Le réalisateur espagnol Carlos Saura

«Mon premier Festival de Cannes, c'était en 1960, en compétition avec Les voyous. Ça a été une expérience extraordinaire, qui m'a permis d'être connu en France et m'a aussi donné l'occasion de connaître personnellement Luis Buñuel. Il a eu la gentillesse de venir à la projection. Depuis lors et jusqu'à sa mort, nous avons entretenu une relation amicale. En Espagne, ils ont profité de ma présence à Cannes pour censurer presque quinze minutes des Voyous. Quand je suis rentré, j'étais convaincu que je ne réaliserai jamais un deuxième film».

«Le meilleur souvenir depuis lors, mis à part la satisfaction d'avoir été récompensé plusieurs fois, a été le grand succès des projections de mes films Carmen et Tango, tous les deux hors compétition, pour lesquels je n'avais pas la pression. Grâce au Festival de Cannes, j'ai eu la possibilité de continuer à faire du cinéma».

Le réalisateur allemand Volker Schlöndorff

«C'était en 1966, il y a... 51 ans, pour Les désarrois de l'élève Törless. Après la projection de presse, je suis entré dans la salle, et il y avait beaucoup de monde. Il y a eu un échange avec la salle. Le film a été bien reçu et applaudi. Et je me suis dit: "Ça y est, j'en fais aussi partie"».

Le cinéaste suisse Barbet Schroeder

«Mon premier festival, je devais avoir 16 ans. Je suis descendu en train. J'ai découvert qu'il y avait des chambres d'hôtel pas chères parce qu'elles étaient utilisées la journée par des prostituées. J'habitais là. Après, très vite je suis arrivé à trouver des places (...) C'était merveilleux».

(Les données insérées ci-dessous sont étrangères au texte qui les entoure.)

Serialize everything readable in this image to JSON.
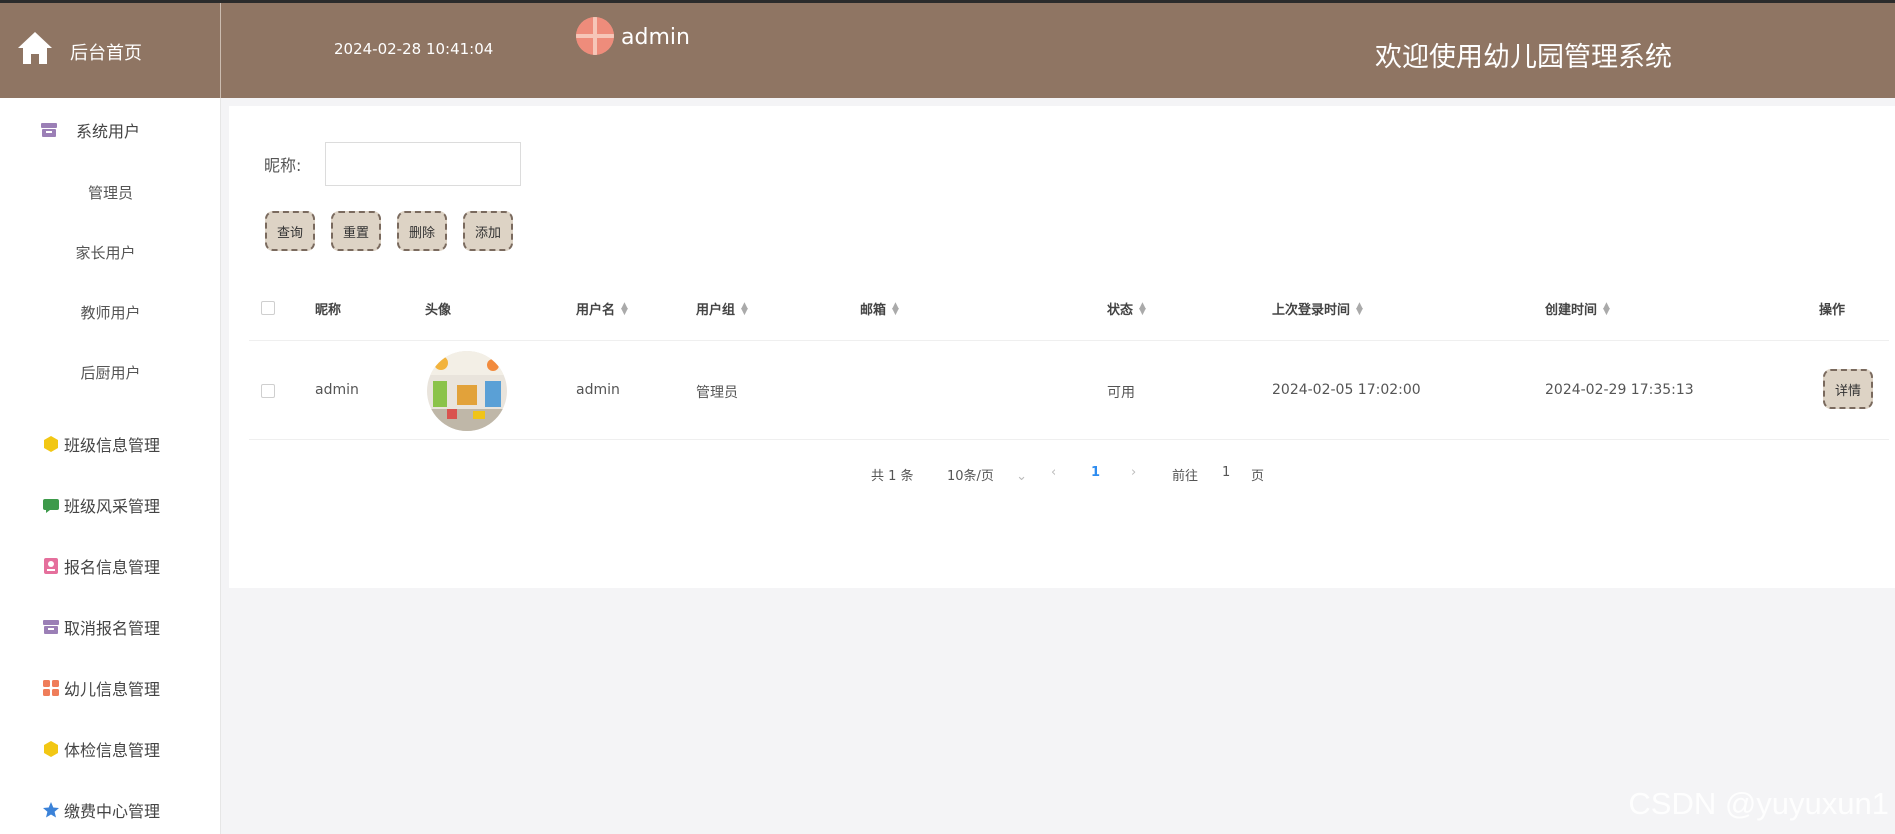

«Quand je suis venu avec L'avocat de la terreur (en 2007), c'était assez extraordinaire. L'avocat lui-même, Jacques Vergès, était là. Il donnait des interviews de son côté. C'était très cocasse de voir que lui était au Carlton avec sa suite qu'il avait payée lui-même, dans laquelle il donnait des interviews avec la mer et les palmiers dans le cadre».

Le réalisateur espagnol Albert Serra

«Mon premier Cannes, c'était à 19 ans, quand j'ai eu ma première voiture. On y est allés entre copains, quand je n'envisageais même pas de faire du cinéma. On était dans un bar l'après-midi à Barcelone, j'ai dit "et si on allait à Cannes? - Oui, on y va demain!"».

«Ce qui m'a surpris la première année (à la Quinzaine des réalisateurs en 2006), c'est la dimension gigantesque de l'événement en général (...) Les projections de gala sont très impressionnantes».

Le réalisateur russe Alexandre Sokourov

«Quand j'ai commencé à aller à Cannes, à l'époque où le mur de Berlin existait encore, je n'étais pas encore un participant mais juste un invité. La situation y était nettement moins politisée qu'aujourd'hui, à mon avis, et le cinéma soviétique ne portait pas la marque de Caïn qu'il porte aujourd'hui.

«J'ai toujours perçu Cannes comme un festival élitiste, coûteux, inabordable. C'est mon point de vue personnel, peut-être parce que je ne suis moi-même qu'un petit homme».